0

I have multiple sets of different lengths and I wish to randomly sort these sets into two supersets such that:

  1. Any one set only appears in one superset and,
  2. The sum of the lengths of all sets in a superset is as close as possible to a defined proportion of the sum of the lengths of all sets.

Example:

Given the following sets:

Set1 Set2 Set3 Set4 Set5 Set6
Length 1 2 3 4 5 6

These are some possible supersets:

Target Proportion Superset1 Superset2
50% - 50% (set1,set2,set3,set4) (1+2+3+4) Total length = 10 (set5,set6) (5+6) Total length = 11
50% - 50% (set4,set6) (4+6) Total length = 10 (set1,set2,set3,set5) (1+2+3+5) Total length = 11
60% - 40% (set2,set5,set6) (2+5+6) Total length = 13 (set1,set3,set4) (1+3+4) Total length = 8
90% - 10% (set2) (2) Total length = 2 (set1,set3,set4,set5,set6) (1+3+4+5+6) Total length = 19

In reality my sets have lengths in the thousands but I have used small values for simplicity of illustration.

The purpose of this task is to split a dataset into training and test sets for machine learning in python and scikit-learn.

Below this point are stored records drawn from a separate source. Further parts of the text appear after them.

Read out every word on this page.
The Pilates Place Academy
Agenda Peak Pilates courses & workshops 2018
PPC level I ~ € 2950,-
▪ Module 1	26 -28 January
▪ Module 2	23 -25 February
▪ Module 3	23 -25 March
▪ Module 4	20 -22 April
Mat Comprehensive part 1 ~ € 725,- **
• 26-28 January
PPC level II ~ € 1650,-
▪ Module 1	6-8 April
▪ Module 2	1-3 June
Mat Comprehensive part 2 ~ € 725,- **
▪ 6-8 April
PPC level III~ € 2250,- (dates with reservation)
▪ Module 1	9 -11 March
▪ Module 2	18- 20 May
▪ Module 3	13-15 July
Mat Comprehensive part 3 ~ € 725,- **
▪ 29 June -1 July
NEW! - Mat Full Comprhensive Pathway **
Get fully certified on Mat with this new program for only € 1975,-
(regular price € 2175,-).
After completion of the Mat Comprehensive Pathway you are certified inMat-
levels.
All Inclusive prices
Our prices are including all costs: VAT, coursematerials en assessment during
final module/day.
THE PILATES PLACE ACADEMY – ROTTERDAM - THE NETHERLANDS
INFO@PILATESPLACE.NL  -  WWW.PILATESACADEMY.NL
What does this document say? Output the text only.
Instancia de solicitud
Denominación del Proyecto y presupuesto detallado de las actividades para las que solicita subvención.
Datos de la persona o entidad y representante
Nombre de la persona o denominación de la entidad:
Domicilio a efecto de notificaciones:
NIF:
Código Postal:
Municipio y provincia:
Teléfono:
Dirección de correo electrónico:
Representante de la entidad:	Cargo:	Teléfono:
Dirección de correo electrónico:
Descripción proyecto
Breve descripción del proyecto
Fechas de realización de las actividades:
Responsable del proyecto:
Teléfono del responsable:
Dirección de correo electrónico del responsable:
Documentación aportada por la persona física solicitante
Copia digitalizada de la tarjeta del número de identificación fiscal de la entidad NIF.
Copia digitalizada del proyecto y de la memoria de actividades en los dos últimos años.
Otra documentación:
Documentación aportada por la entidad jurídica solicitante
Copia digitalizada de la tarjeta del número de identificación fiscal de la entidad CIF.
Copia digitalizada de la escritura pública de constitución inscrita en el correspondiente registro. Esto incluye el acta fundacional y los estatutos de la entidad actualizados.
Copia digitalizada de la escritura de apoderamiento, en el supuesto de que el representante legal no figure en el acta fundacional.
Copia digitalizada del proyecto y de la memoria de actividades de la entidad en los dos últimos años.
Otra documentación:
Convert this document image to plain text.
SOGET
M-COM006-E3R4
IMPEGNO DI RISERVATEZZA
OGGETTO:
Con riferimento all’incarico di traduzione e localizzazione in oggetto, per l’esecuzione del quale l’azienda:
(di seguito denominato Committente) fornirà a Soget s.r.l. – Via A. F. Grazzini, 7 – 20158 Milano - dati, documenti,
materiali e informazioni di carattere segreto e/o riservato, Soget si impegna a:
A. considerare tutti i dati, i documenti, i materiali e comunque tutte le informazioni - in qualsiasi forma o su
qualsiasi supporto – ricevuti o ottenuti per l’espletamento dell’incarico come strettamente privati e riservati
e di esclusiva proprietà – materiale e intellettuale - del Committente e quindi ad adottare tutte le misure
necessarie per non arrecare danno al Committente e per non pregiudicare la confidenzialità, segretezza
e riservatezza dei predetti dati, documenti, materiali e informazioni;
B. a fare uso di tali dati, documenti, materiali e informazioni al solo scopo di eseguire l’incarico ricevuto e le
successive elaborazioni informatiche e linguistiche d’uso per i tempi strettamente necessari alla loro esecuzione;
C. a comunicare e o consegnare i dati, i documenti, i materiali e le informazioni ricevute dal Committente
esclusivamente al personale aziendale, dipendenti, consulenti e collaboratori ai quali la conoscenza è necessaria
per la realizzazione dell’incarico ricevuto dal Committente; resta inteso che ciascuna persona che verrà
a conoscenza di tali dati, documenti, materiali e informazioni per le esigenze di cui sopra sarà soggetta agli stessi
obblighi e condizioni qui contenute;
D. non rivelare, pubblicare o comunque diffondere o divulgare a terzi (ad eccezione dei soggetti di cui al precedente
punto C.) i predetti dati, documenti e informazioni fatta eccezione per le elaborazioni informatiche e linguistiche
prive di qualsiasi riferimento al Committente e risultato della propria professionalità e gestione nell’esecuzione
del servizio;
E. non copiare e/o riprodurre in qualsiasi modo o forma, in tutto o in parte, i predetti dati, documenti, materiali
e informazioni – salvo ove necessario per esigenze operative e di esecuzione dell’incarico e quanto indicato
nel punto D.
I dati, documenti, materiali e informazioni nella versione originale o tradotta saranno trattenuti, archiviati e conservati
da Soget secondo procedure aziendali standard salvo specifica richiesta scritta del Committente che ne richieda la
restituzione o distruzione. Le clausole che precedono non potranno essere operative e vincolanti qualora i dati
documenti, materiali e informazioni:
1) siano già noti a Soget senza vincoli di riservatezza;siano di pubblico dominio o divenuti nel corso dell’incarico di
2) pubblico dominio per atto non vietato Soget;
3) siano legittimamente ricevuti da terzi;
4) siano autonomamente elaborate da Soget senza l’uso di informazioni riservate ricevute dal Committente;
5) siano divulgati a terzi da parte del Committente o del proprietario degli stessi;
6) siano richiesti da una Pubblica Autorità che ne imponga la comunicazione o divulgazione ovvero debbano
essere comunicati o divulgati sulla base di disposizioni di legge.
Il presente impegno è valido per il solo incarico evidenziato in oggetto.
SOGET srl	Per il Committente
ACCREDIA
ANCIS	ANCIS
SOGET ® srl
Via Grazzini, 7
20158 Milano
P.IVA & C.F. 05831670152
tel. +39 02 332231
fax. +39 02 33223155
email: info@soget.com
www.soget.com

Usually I would use the train-test split function included with scikit-learn but it is (to my knowledge) inadequate in this case as, rather than a random split of all rows, no row in the training data can share a set with any row in the test data (in this case the 'set' of any given row is one of the columns in the dataset).

So far I have simply used the scikit train-test function to split the sets instead of the actual data rows, but depending on the length of the sets, the training and test sets can obviously be way off the desired proportion.

As an analogy, say I have a list of house prices alongside square footage, garden size, and distance to nearest school, and I have the same list for various different countries. Eventually the task is to predict house prices for countries where we do not have any house price data, but we do have all the other data. So in order to evaluate the performance of our prediction algorithm, the training set must contain entirely different countries from the testing set.

I'm drawing a bit of a blank on how to actually achieve this, presumably there is a name for this general problem but I am unsure what to look for.

Any help or pointers greatly appreciated.

1 Answers1

0

I was able to get this behaviour by using https://github.com/Yoyodyne-Data-Science/GroupStratifiedShuffleSplit. The author describes it thus:

generates stratified and grouped cross validation folds

This creates the desired split proportion while also ensuring that the groups I need to keep separate are still separate in the split.